Scandalo alle Poste, tangenti e coperture politiche mastelliane.

Scandalo alle Poste, tangenti e coperture politiche nell'appalto per il trasporto dei pacchi postali, che nel Veneto è stato affidato ad una società sannita di cui è proprietario il nipote di FERNANDO MASONE, ex capo della Polizia e dei Servizi Segreti.

Francesco Carbone è un giovane di 35 anni che tempo fa ha dovuto lasciare la Sicilia per mancanza di lavoro. Si trasferisce a Verona, dove finalmente trova un impiego come responsabile di una ditta appaltante per Poste Italiane. Ma la sua è una vicenda assurda, e finisce addirittura peggio. Francesco ha avuto il coraggio di denunciare, con tantissimi esposti presentati alla Magistratura, un vasto giro di tangenti nell'appalto per il trasporto dei pacchi postali, che nel Veneto è stato affidato ad una Società di cui è proprietario un personaggio eccellente: il nipote di FERNANDO MASONE, originario di Pesco Sannita, ex capo della Polizia e segretario generale del Cesis - Coordinamento dei Servizi Segreti. Il nipote di Fernando Masone si chiama D'Agostino e la sua impresa è denominata "Impresa Sannita" s.r.l. con sede legale a Torino. Da circa trenta anni tale società ha l'appalto per il trasporto dei pacchi postali a Venezia e dal 2001 a Verona e Padova ; ma non si occupa solo di servizi postali ma anche di compravendita di capannoni industriali ed altro: una marea di appalti pubblici!
Tutte le denunce di Francesco Carbone sono state rigorosamente formalizzate, ma sinora nessuna inchiesta. Tutto insabbiato!

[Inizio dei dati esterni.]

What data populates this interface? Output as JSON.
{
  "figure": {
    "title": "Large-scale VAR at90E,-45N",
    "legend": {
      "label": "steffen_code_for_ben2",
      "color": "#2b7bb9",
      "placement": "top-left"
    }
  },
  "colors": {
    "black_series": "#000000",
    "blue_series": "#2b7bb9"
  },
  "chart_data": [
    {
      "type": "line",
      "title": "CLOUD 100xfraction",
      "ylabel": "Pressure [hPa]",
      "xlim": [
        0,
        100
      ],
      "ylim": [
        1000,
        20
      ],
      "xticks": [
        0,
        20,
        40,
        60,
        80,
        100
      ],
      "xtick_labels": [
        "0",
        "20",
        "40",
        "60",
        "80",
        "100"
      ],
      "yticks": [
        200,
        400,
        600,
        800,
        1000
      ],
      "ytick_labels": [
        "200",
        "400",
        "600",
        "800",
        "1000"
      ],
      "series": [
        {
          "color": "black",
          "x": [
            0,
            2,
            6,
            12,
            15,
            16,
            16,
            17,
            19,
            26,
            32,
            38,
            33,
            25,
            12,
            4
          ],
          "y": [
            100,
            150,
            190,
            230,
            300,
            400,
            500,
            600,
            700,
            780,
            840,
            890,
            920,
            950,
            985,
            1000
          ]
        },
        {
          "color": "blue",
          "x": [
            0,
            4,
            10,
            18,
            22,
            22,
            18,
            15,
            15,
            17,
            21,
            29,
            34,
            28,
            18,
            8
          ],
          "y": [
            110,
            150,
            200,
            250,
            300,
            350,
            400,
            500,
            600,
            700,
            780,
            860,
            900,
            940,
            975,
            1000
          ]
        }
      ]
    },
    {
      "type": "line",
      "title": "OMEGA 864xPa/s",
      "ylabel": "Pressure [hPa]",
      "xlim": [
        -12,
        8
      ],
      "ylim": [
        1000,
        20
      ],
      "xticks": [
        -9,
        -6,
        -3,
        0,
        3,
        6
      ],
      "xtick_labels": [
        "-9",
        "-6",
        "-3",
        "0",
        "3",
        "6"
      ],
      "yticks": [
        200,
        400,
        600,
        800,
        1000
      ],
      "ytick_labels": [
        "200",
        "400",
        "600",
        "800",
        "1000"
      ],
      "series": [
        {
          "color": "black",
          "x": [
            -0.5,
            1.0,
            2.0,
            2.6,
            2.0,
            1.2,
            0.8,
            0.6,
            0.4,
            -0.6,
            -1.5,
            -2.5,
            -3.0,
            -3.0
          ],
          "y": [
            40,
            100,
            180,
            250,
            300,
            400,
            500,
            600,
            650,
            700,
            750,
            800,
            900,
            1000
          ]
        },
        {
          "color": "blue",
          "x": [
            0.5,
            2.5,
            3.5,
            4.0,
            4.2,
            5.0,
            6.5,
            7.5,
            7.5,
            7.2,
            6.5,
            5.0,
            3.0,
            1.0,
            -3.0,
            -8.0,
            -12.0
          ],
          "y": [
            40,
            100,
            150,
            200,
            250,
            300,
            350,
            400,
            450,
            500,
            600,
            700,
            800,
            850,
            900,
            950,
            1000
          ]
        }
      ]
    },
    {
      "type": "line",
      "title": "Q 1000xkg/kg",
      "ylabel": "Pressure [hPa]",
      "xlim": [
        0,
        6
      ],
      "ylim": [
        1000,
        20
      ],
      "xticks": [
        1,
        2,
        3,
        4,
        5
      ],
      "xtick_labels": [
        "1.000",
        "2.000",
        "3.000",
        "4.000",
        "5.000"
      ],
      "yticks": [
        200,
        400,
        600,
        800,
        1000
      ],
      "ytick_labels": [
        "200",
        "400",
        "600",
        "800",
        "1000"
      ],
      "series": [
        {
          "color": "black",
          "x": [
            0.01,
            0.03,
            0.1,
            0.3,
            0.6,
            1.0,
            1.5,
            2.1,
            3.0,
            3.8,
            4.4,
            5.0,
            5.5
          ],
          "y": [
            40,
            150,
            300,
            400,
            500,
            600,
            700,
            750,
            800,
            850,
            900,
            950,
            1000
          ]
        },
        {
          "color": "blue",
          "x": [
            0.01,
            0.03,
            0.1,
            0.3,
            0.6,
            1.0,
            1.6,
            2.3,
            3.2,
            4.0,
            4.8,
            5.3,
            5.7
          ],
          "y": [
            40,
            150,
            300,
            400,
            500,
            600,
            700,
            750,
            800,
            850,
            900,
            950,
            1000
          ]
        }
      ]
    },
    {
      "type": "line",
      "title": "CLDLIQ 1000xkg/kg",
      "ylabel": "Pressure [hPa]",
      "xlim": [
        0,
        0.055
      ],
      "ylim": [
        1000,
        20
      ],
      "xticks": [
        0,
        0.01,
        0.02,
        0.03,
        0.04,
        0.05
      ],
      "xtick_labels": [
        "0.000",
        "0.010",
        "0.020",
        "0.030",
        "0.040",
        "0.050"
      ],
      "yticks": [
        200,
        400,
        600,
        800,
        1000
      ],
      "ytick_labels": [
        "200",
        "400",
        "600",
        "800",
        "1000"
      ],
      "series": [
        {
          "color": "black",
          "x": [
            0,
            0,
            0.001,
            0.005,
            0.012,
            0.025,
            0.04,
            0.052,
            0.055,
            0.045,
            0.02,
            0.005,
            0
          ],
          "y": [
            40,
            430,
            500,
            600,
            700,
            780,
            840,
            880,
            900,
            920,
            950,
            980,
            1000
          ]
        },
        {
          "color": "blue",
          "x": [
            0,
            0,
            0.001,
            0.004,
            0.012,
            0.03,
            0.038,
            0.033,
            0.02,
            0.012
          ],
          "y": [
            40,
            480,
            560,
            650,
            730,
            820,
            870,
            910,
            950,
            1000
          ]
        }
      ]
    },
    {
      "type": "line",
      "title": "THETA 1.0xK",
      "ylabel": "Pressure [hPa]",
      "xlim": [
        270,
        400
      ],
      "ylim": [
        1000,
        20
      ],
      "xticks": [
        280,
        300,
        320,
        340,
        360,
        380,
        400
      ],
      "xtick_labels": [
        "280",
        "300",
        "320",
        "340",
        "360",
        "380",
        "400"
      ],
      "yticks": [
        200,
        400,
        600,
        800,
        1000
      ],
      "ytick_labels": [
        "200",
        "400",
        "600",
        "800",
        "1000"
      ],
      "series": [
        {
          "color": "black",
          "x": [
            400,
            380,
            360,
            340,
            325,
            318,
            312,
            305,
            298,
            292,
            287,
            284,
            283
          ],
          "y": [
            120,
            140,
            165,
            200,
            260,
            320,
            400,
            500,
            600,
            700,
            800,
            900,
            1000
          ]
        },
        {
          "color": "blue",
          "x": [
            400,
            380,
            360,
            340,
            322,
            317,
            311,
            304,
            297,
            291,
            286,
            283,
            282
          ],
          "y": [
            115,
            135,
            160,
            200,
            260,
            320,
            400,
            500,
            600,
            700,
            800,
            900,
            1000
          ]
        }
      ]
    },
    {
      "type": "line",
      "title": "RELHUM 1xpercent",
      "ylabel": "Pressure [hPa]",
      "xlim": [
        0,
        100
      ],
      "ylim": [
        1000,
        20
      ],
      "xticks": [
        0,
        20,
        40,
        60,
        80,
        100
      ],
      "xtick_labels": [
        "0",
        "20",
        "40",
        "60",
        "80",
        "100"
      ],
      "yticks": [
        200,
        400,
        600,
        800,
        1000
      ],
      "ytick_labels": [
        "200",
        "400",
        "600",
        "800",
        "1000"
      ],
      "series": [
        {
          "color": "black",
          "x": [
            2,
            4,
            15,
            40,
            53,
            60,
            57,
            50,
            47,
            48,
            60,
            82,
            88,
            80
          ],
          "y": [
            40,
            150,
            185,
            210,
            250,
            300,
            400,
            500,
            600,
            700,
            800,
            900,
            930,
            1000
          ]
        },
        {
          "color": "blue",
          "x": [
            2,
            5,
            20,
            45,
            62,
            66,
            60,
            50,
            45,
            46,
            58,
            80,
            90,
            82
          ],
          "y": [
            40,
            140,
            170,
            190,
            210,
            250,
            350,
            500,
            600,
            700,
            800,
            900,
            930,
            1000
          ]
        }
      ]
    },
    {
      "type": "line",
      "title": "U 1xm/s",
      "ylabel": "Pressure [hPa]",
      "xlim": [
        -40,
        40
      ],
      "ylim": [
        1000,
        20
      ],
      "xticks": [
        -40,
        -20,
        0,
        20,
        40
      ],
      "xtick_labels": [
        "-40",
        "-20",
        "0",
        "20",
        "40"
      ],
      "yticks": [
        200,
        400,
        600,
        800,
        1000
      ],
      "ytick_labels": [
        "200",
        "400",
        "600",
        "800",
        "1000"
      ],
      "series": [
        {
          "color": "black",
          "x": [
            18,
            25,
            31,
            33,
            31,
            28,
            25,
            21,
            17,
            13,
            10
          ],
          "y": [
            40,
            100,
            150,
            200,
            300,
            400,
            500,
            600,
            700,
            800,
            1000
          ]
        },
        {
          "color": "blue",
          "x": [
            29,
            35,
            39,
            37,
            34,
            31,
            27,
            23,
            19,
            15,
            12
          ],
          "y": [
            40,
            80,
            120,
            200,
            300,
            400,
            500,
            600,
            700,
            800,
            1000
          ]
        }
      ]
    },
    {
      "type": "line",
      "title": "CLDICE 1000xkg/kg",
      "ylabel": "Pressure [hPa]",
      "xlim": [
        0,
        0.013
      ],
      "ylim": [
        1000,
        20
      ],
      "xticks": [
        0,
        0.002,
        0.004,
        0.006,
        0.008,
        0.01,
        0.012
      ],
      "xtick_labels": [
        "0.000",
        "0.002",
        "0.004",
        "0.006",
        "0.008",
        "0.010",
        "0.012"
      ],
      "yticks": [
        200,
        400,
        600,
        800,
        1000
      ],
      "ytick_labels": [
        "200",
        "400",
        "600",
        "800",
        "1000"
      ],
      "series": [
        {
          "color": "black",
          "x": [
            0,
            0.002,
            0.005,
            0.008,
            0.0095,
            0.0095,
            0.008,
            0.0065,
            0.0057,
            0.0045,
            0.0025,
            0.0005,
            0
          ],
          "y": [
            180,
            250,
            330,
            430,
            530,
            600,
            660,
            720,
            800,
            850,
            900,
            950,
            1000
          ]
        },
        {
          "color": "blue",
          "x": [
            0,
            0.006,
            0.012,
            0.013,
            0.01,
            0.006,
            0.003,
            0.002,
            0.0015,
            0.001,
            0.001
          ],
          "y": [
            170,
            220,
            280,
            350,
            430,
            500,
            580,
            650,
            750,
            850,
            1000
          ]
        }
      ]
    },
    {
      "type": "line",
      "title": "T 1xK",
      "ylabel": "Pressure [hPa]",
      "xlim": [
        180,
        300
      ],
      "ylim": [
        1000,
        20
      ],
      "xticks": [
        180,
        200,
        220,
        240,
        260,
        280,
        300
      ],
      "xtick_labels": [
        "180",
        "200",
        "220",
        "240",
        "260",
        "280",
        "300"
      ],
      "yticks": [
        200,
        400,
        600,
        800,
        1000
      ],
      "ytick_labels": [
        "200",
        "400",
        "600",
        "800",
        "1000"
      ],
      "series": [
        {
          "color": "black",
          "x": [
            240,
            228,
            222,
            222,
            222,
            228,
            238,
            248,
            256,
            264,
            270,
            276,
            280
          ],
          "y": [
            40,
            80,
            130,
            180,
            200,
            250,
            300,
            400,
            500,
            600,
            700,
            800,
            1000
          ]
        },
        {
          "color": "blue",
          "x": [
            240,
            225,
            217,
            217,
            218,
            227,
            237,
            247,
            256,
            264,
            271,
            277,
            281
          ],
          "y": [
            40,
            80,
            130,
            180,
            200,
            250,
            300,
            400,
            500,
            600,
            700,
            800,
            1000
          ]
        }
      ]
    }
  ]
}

I dati e le circostanze riferite da Francesco Carbone portano poi ad evidenziare un altro dato inquietante: le paventate coperture politiche di un ex Ministro della Giustizia, il ceppalonico Clemente MASTELLA che, alla luce dei fatti, si sono rivelate fondate.
Dunque, lavoratore per l'Impresa Sannita s.r.l. di D'Agostino che aveva l'appalto del servizio postale, cioè tutti i trasporti postali della provincia di Verona, Francesco Carbone si è ritrovato protagonista di una storia di illegalità che ha dell'incredibile. Dopo aver assistito a tante violazioni, con lavoratori pagati in nero con in mano tesserini delle Poste Italiane, costretti a lavori non previsti nel contratto ha voluto denunciare le sue scoperte ai rappresentanti sindacali ed ai dirigenti del Triveneto di Poste Italiane. Al posto di ricevere solidarietà ed attenzione è stato minacciato, offeso, interdetto dall'ingresso in qualsiasi ufficio delle Poste Italiane per cui la sua società lavorava, inascoltato dai pm e dai ministri che ha provato ad ascoltare. Se fosse vera, se fosse dimostrabile tramite un equo processo quanto dichiarato in questa lettera da Francesco Carbone, quanto raccontato sarebbe l'incredibile storia di un uomo che per lavorare nella legalità è stato distrutto da un'azienda privata, dall'indifferenza dello Stato e dalla sordità della Magistratura.